They Gave Me a Database and Said Good Luck

I've been given vague tasks before, but “here’s a demo app, good luck” was a new one.

The assignment was simple on the surface: migrate data out of a legacy application. The catch was that there was almost no documentation, no architectural overview, and no explanation of how the data model mapped to real world actions in the application. All I had was access to the database schema and a working demo of the software.

At first glance, it seemed like the obvious place to start was the schema itself. Open the tables, inspect the columns, follow the foreign keys, and piece together how the system worked. That approach can get you part of the way there. But the problem with guessing from a schema is that tables rarely tell you why the data exists. They tell you how it is stored, not what behavior created it.

In simple systems that gap is manageable. In legacy systems it becomes a serious problem.

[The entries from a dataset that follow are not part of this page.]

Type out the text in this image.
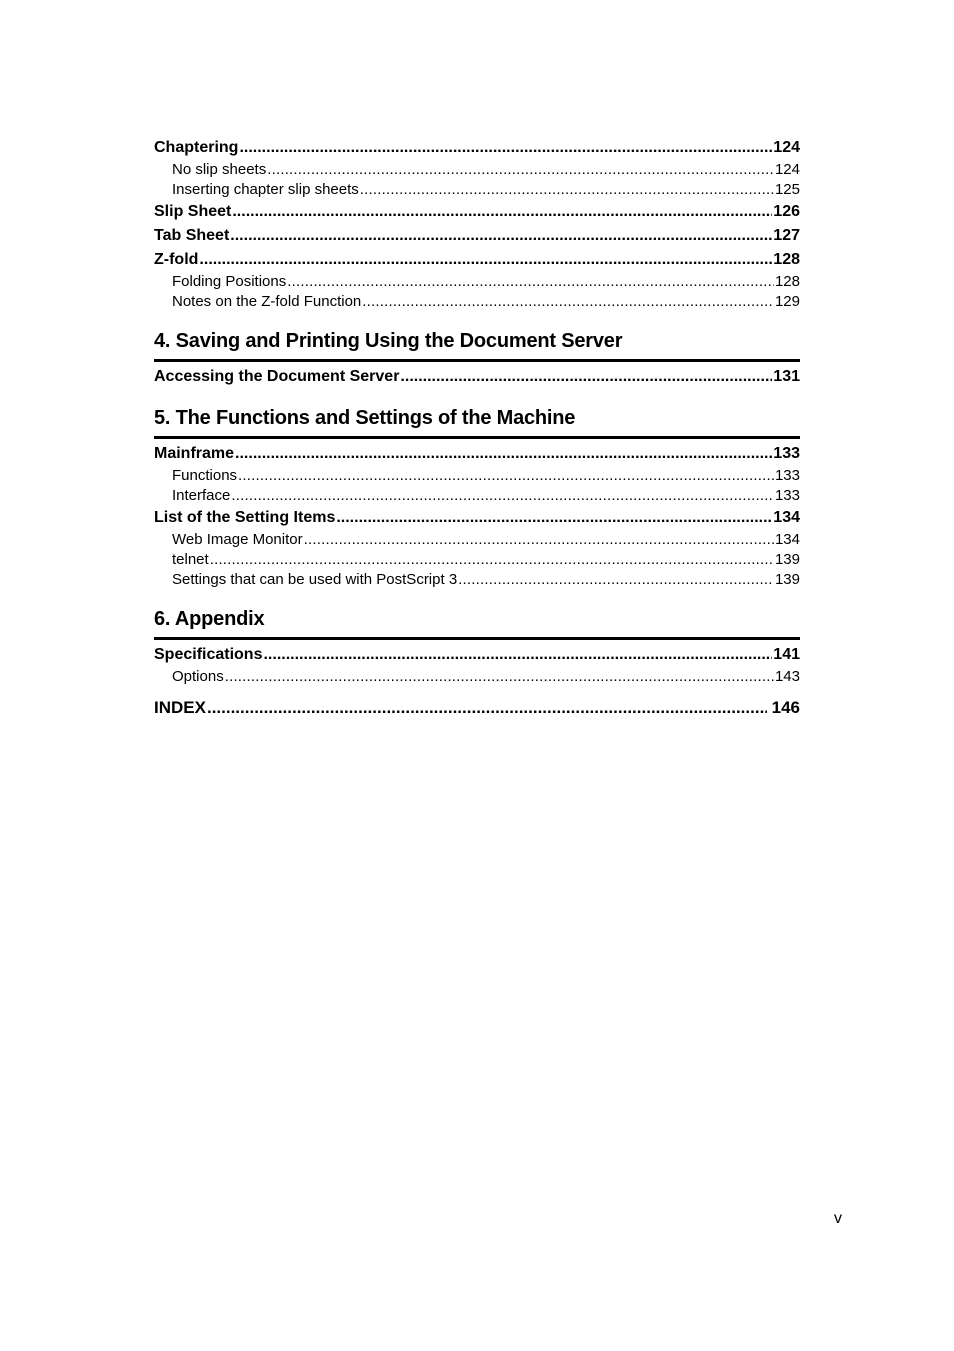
Chaptering .....	124
No slip sheets .....	124
Inserting chapter slip sheets .....	125
Slip Sheet .....	126
Tab Sheet .....	127
Z-fold .....	128
Folding Positions .....	128
Notes on the Z-fold Function .....	129
4. Saving and Printing Using the Document Server
Accessing the Document Server .....	131
5. The Functions and Settings of the Machine
Mainframe .....	133
Functions .....	133
Interface .....	133
List of the Setting Items .....	134
Web Image Monitor .....	134
telnet .....	139
Settings that can be used with PostScript 3 .....	139
6. Appendix
Specifications .....	141
Options .....	143
INDEX .....	146
v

As applications grow over time, the likelihood that data ends up exactly where you would expect it becomes very low. Fields get repurposed. Tables accumulate edge cases. Business logic gets scattered across application code, stored procedures, and background jobs. What looks straightforward in a schema can actually represent a surprisingly complicated set of behaviors.

Just staring at tables and columns can get you moving, but once you reach the deeper parts of a legacy application, progress slows down quickly. I realized pretty early that guessing my way through the schema was going to be slow and error prone.

So I built some tooling to help.

I tend to learn by touching things, breaking them, and watching what happens. Some people are very good at logically stepping through schemas and relationships until the system clicks. My brain works differently. I need to see the full picture. When I click a button in an application and can immediately trace that action to database behavior, the system suddenly makes sense.

That realization led to a simple insight: behavior leaves a trail.

Every action in an application eventually turns into database queries. Creating a record, submitting a form, updating a field, all of it ends up as a series of reads and writes. If you can capture those queries as they happen, you can start mapping user intent to the underlying data model.

In other words, instead of asking what do these tables mean, you ask what queries fire when I do this action.

At the end of the day, most applications are variations of CRUD systems. The user interface may be complex, but the real behavior eventually shows up at the database layer. That is where the truth lives.

With that in mind, I built a small tool to watch the database while I interacted with the application.

Speed is always the goal in a data migration. The faster you can understand how the system works, the faster you can map the data confidently. The tool was meant to cut down the time spent guessing.

The concept was simple. The program continuously polls the MariaDB query log and displays queries in real time through a small Tkinter window. My assumption was that queries firing within roughly a second of each other likely belong to the same action, so they get grouped automatically.

For anything that falls outside that window but still seems related, I can manually select queries, group them together, give the group a name, and add notes. Screenshots can be attached if necessary. Everything gets stored locally in a JSON file.

The real value is the workflow it creates.

I perform an action in the application and watch the queries appear in real time. Then I save that group of queries as a named reference.

Create a patient. Save those queries.

Submit a form. Save those queries.

Update a record. Save those queries.

Over time, you build a catalog of how the application behaves under the hood. Instead of guessing which tables are involved in an operation, you can see exactly what the system touches. That makes data mapping far more confident and dramatically reduces the amount of guesswork involved in a migration.

It is also worth mentioning that the tool itself only took a couple hours to build. Claude handled most of the scaffolding.

Before modern AI tooling, something like this would probably have been a weekend project at minimum, and honestly I may not have built it at all for a single migration. The cost to benefit ratio would have been questionable.

That calculation has changed.

Being able to spin up small, purpose built tools quickly is now a real advantage. Instead of forcing yourself to work around limitations, you can build something tailored to the exact problem in front of you. In this case, that small investment of time made the migration process significantly faster and more reliable.

More importantly, it created a repeatable approach.

Whenever you encounter a black box system with little documentation, you can map behavior instead of guessing structure. Watch what the system does. Capture the queries. Build your understanding from real interactions instead of assumptions.

AI assisted development makes this kind of experimentation easier than it has ever been. We can quickly build tools that help us move closer to the goal and spend our time on the truly difficult parts of the problem, rather than writing boilerplate code that a machine can generate in seconds.